Local movies have generally split between sappy romances and melodramas produced by the big studios, notably that of TV giant ABS-CBN and its Star Cinema studio, and an impoverished independent sector, which for a long time was characterized by shanty-town poverty pictures. But changes are now being felt.
"Digital cameras and Final Cut Pro are enabling a lot of directors who are capable of working outside studios to tell their own stories," says Yam Laranas, who previously directed "Sigaw," its U.S. remake "The Echo," and is now getting heat for his upcoming horror outing "Patient X." "These include a load of wannabes who pretend to be making art films, but are little better than soft porn or violence. But there are others with real stories making films on a budget now."
Independent cinema is taking on more 'middle class' themes, settings and characters. In Chris Martinez's "100," a young woman dying of cancer sets out to complete her 'bucket list' of 100 things to do before she dies. Mike Sandejas's recent Toronto entry "Dinig Sana Kita" (If I Knew What You Said) features a rebellious teenager from a comfortable family who learns about the other side of life when she is put in rehab with a deaf mute boy.

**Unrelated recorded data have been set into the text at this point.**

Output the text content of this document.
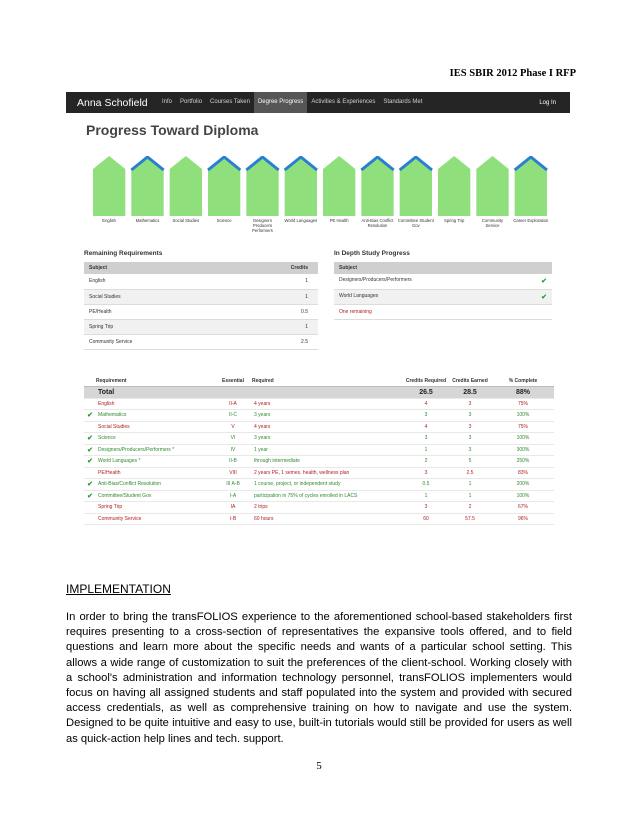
IES SBIR 2012 Phase I RFP
Anna Schofield	Info	Portfolio	Courses Taken	Degree Progress	Activities & Experiences	Standards Met	Log In
Progress Toward Diploma
English	Mathematics	Social Studies	Science	Designers Producers Performers
World Languages	PE Health	Anti-Bias Conflict Resolution
Committee Student Gov
Spring Trip	Community Service
Career Exploration
Remaining Requirements
Subject	Credits
English	1
Social Studies	1
PE/Health	0.5
Spring Trip	1
Community Service	2.5
In Depth Study Progress
Subject
Designers/Producers/Performers	✔

World Languages	✔

One remaining
	Requirement	Essential	Required	Credits Required	Credits Earned	% Complete
	Total			26.5	28.5	88%
	English	II-A	4 years	4	3	75%
✔	Mathematics	II-C	3 years	3	3	100%
	Social Studies	V	4 years	4	3	75%
✔	Science	VI	3 years	3	3	100%
✔	Designers/Producers/Performers *	IV	1 year	1	3	300%
✔	World Languages *	II-B	through intermediate	2	5	250%
	PE/Health	VIII	2 years PE, 1 semes. health, wellness plan	3	2.5	83%
✔	Anti-Bias/Conflict Resolution	III A-B	1 course, project, or independent study	0.5	1	200%
✔	Committee/Student Gov	I-A	participation in 75% of cycles enrolled in LACS	1	1	100%
	Spring Trip	IA	2 trips	3	2	67%
	Community Service	I-B	60 hours	60	57.5	96%
IMPLEMENTATION

In order to bring the transFOLIOS experience to the aforementioned school-based stakeholders first requires presenting to a cross-section of representatives the expansive tools offered, and to field questions and learn more about the specific needs and wants of a particular school setting. This allows a wide range of customization to suit the preferences of the client-school. Working closely with a school's administration and information technology personnel, transFOLIOS implementers would focus on having all assigned students and staff populated into the system and provided with secured access credentials, as well as comprehensive training on how to navigate and use the system. Designed to be quite intuitive and easy to use, built-in tutorials would still be provided for users as well as quick-action help lines and tech. support.

5
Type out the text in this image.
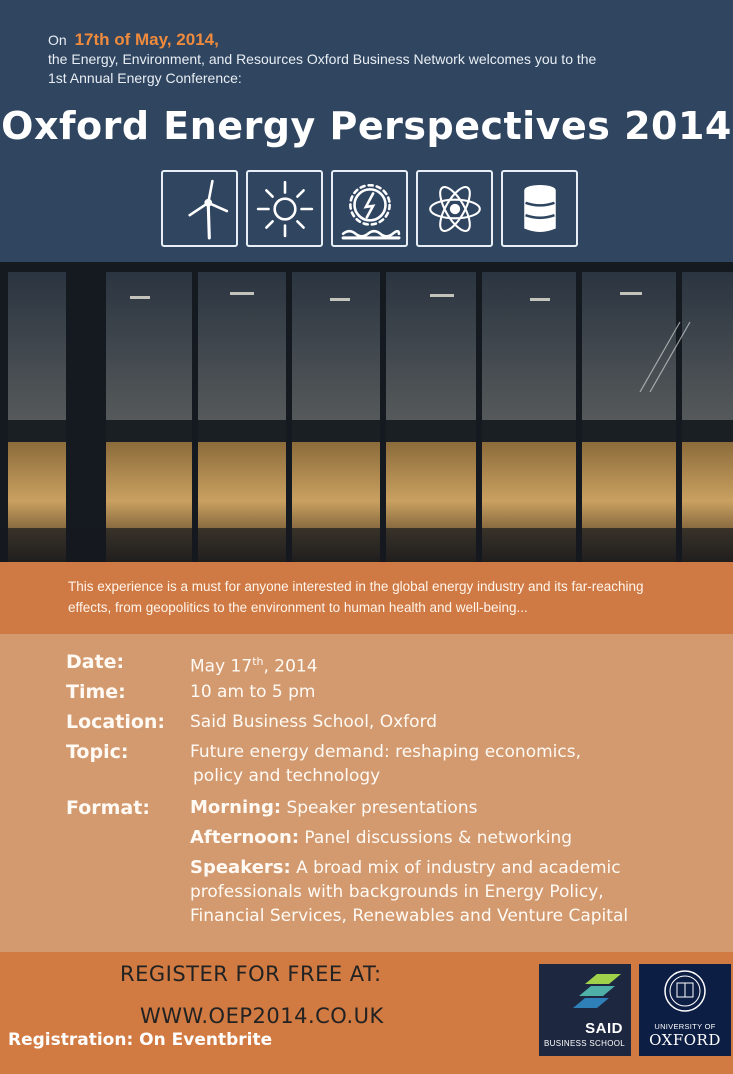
On 17th of May, 2014,
the Energy, Environment, and Resources Oxford Business Network welcomes you to the
1st Annual Energy Conference:
Oxford Energy Perspectives 2014
This experience is a must for anyone interested in the global energy industry and its far-reaching effects, from geopolitics to the environment to human health and well-being...
Date:	May 17th, 2014
Time:	10 am to 5 pm
Location: Said Business School, Oxford
Topic:	Future energy demand: reshaping economics,
policy and technology
Format: Morning: Speaker presentations
Afternoon: Panel discussions & networking
Speakers: A broad mix of industry and academic
professionals with backgrounds in Energy Policy,
Financial Services, Renewables and Venture Capital
REGISTER FOR FREE AT:
WWW.OEP2014.CO.UK
Registration: On Eventbrite
SAID
BUSINESS SCHOOL
UNIVERSITY OF
OXFORD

Technology aside, much of the credit for the current boom is due to the Cinemalaya festival, which is now five years old. Uniquely, the festival each year provides seed money of some $10,000 to ten feature projects from both the commercial and art-house sides of the spectrum and helps introduce newcomers to potential producers. It screens the finished results in its annual competition in July and has given rise to several pictures that have later become hits on the international festival circuit. These include "The Blossoming of Maximo Oliveros," (Sundance and Berlin), "Tribu" (Pusan competition and Berlin), "Jay" (Venice Orrizonte 2008), as well as Diokno's "Engkwentro."
Another major influence has been ABS-CBN's Cinema One movie cable channel which shows Filipino classics and other commercial works from the past (an important resource in a country with no real film archive). Under executive producer Ronald Arguelles, Cinema One also operates a 10 film commissioning system which has helped emerging filmmakers, including Sherad Anthony Sanchez ("Woven Stories of the Other" and "Imburnal") with regional themes, and assisted Richard Somes' hit horror film "Yanggaw."
Fascinating too, is the awakening of a cluster of film-makers who were born in the 1960s who previously found foreign financing and international festival success for their early experimental films and, according to San Francisco-based producer and Filipino film expert Roger Garcia, are "now reaching creative and commercial maturity."
These include Mendoza, Martin, Diaz, Bernal, Solito and Raymond Red, who had a major impact on independent Filipino cinema through his pioneering shorts in the 1980s and his historical features "Bayani" and "Sakay" in the 1990s. He has finally delivered his next feature "Himpapawid" (Manila Skies) which will play later this month in competition in Tokyo.
"Filipino indie cinema is re-emerging from a long dark tunnel," says Garcia. "The engine that pulled that train through that tunnel was the memory of (local filmmaking legend) Lino Brocka, and the filmmaking of Raymond Red. 'Manila Skies' is a reflection on that tunnel -- the filmmaker's leap of faith when he embarks on an examination of his soul. Film fads come and go -- Filipino indies are trendy at the moment -- but 'Manila Skies' like Raymond, will stand be standing long after the parade's gone by."